Entre os cinco grandes grupos de atividades econômicas, quatro encerraram o mês com saldo positivo. O principal destaque foi a Construção, responsável pela abertura de 2,3 mil vagas, seguida pela Agropecuária, com 1,7 mil novos empregos. Também fecharam janeiro no azul a Indústria, com 286 postos, e o setor de Serviços, com 91 vagas. O único segmento com desempenho negativo foi o Comércio, que registrou fechamento de 513 postos de trabalho.
No recorte por municípios, Inocência foi a cidade que mais gerou empregos formais no Estado em janeiro, com saldo de 1 mil vagas. O município passou a contar com estoque de 6,5 mil vínculos formais. Na sequência aparecem Três Lagoas, com 639 vagas, Chapadão do Sul, com 477, Costa Rica, com 424, e Campo Grande, com 410 novos postos.
O perfil das admissões mostra predominância de contratações entre homens, que responderam por 4,1 mil vagas no saldo do período. Trabalhadores com ensino médio completo foram os mais beneficiados, com 2,3 mil postos, enquanto os jovens entre 18 e 24 anos lideraram o recorte por faixa etária, concentrando 1,3 mil vagas.
No cenário nacional, o Brasil gerou 255.321 empregos com carteira assinada em fevereiro de 2026, resultado de 2.381.767 admissões e 2.126.446 desligamentos. No acumulado de janeiro e fevereiro, o saldo positivo no país chegou a 370.339 vagas formais, elevando o estoque total para 48.837.602 vínculos, com crescimento de 2,2%. Em 12 meses, o saldo nacional alcançou 1.047.024 empregos formais.
Ainda de acordo com o levantamento, 24 das 27 unidades da Federação fecharam fevereiro com saldo positivo. Os maiores avanços foram observados em São Paulo, com 95.896 vagas, Rio Grande do Sul, com 24.392, e Minas Gerais, com 22.874. As exceções foram Alagoas, Rio Grande do Norte e Paraíba, que apresentaram desempenho negativo no mês.

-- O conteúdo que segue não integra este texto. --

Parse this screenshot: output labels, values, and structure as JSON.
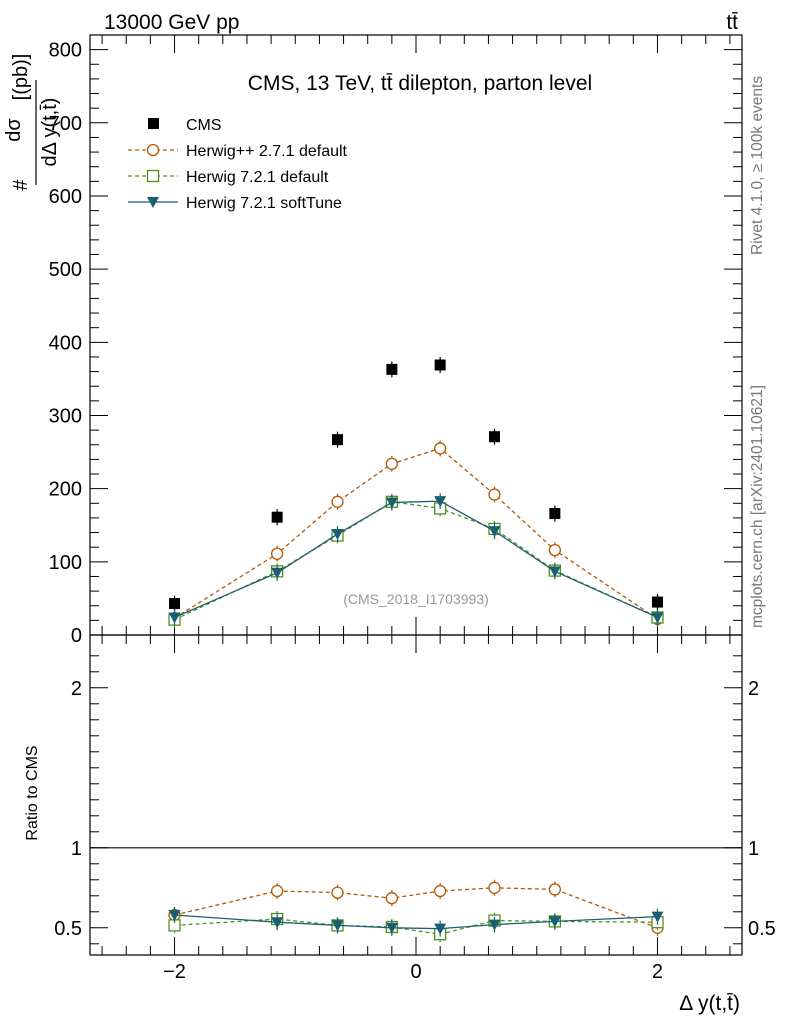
{
  "header": {
    "energy_label": "13000 GeV pp",
    "process_label": "tt̄",
    "side_label_top": "Rivet 4.1.0, ≥ 100k events",
    "side_label_bottom": "mcplots.cern.ch [arXiv:2401.10621]"
  },
  "colors": {
    "cms": "#000000",
    "herwigpp": "#b35806",
    "herwig721": "#4d9221",
    "softtune": "#1b5e70"
  },
  "chart_data": [
    {
      "type": "scatter",
      "title": "CMS, 13 TeV, tt̄ dilepton, parton level",
      "watermark": "(CMS_2018_I1703993)",
      "ylabel": "#  dσ / dΔ y(t,t̄)  [(pb)]",
      "ylabel_num": "dσ",
      "ylabel_den": "dΔ y(t,t̄)",
      "ylabel_prefix": "#",
      "ylabel_unit": "[(pb)]",
      "xlabel": "",
      "xlim": [
        -2.7,
        2.7
      ],
      "ylim": [
        0,
        820
      ],
      "x_ticks": [
        -2,
        0,
        2
      ],
      "y_ticks": [
        0,
        100,
        200,
        300,
        400,
        500,
        600,
        700,
        800
      ],
      "y_tick_labels": [
        "0",
        "100",
        "200",
        "300",
        "400",
        "500",
        "600",
        "700",
        "800"
      ],
      "legend_position": "top-left",
      "x": [
        -2.0,
        -1.15,
        -0.65,
        -0.2,
        0.2,
        0.65,
        1.15,
        2.0
      ],
      "series": [
        {
          "name": "CMS",
          "style": "marker",
          "color": "#000000",
          "marker": "square-filled",
          "values": [
            43,
            161,
            267,
            363,
            369,
            271,
            166,
            45
          ]
        },
        {
          "name": "Herwig++ 2.7.1 default",
          "style": "dashed",
          "color": "#b35806",
          "marker": "circle-open",
          "values": [
            23,
            111,
            182,
            234,
            255,
            192,
            116,
            22
          ]
        },
        {
          "name": "Herwig 7.2.1 default",
          "style": "dashed",
          "color": "#4d9221",
          "marker": "square-open",
          "values": [
            21,
            87,
            136,
            182,
            173,
            145,
            88,
            24
          ]
        },
        {
          "name": "Herwig 7.2.1 softTune",
          "style": "solid",
          "color": "#1b5e70",
          "marker": "triangle-down-filled",
          "values": [
            24,
            85,
            138,
            181,
            183,
            142,
            87,
            24
          ]
        }
      ]
    },
    {
      "type": "line",
      "title": "",
      "ylabel": "Ratio to CMS",
      "xlabel": "Δ y(t,t̄)",
      "xlim": [
        -2.7,
        2.7
      ],
      "ylim": [
        0.33,
        2.33
      ],
      "x_ticks": [
        -2,
        0,
        2
      ],
      "x_tick_labels": [
        "−2",
        "0",
        "2"
      ],
      "y_ticks": [
        0.5,
        1,
        2
      ],
      "y_tick_labels": [
        "0.5",
        "1",
        "2"
      ],
      "reference_line": 1,
      "x": [
        -2.0,
        -1.15,
        -0.65,
        -0.2,
        0.2,
        0.65,
        1.15,
        2.0
      ],
      "series": [
        {
          "name": "Herwig++ 2.7.1 default",
          "style": "dashed",
          "color": "#b35806",
          "marker": "circle-open",
          "values": [
            0.58,
            0.73,
            0.72,
            0.685,
            0.73,
            0.75,
            0.74,
            0.5
          ]
        },
        {
          "name": "Herwig 7.2.1 default",
          "style": "dashed",
          "color": "#4d9221",
          "marker": "square-open",
          "values": [
            0.515,
            0.555,
            0.515,
            0.505,
            0.46,
            0.545,
            0.54,
            0.535
          ]
        },
        {
          "name": "Herwig 7.2.1 softTune",
          "style": "solid",
          "color": "#1b5e70",
          "marker": "triangle-down-filled",
          "values": [
            0.58,
            0.535,
            0.515,
            0.5,
            0.495,
            0.52,
            0.54,
            0.57
          ]
        }
      ]
    }
  ]
}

Regionalmente, todas as cinco macrorregiões do país tiveram resultado positivo em fevereiro. A liderança ficou com o Sudeste, com saldo de 133 mil vagas, seguido pelo Sul, com 67,7 mil, e pelo Centro-Oeste, com 32,3 mil postos formais. O Nordeste abriu 11,6 mil vagas, enquanto a região Norte registrou 10,6 mil.
No recorte nacional por atividade econômica, o setor de Serviços liderou a geração de empregos em fevereiro, com 177.953 vagas, seguido pela Indústria, com 32.027, Construção, com 31.099, Agropecuária, com 8.123, e Comércio, com 6.127.
O levantamento também mostrou saldo positivo tanto para mulheres, com 155.064 vagas, quanto para homens, com 100.257 no país. Os jovens de até 24 anos concentraram 163.056 postos, o equivalente a 63,9% do total gerado no mês. Entre os níveis de escolaridade, trabalhadores com ensino médio completo lideraram as admissões, seguidos pelos que possuem ensino superior.
Já o salário médio real de admissão em fevereiro de 2026 foi de R$ 2.346,97, com queda de R$ 55,91 em relação a janeiro, o equivalente a retração de 2,3%. Na comparação com fevereiro do ano anterior, porém, houve alta de R$ 62,94, ou 2,75%.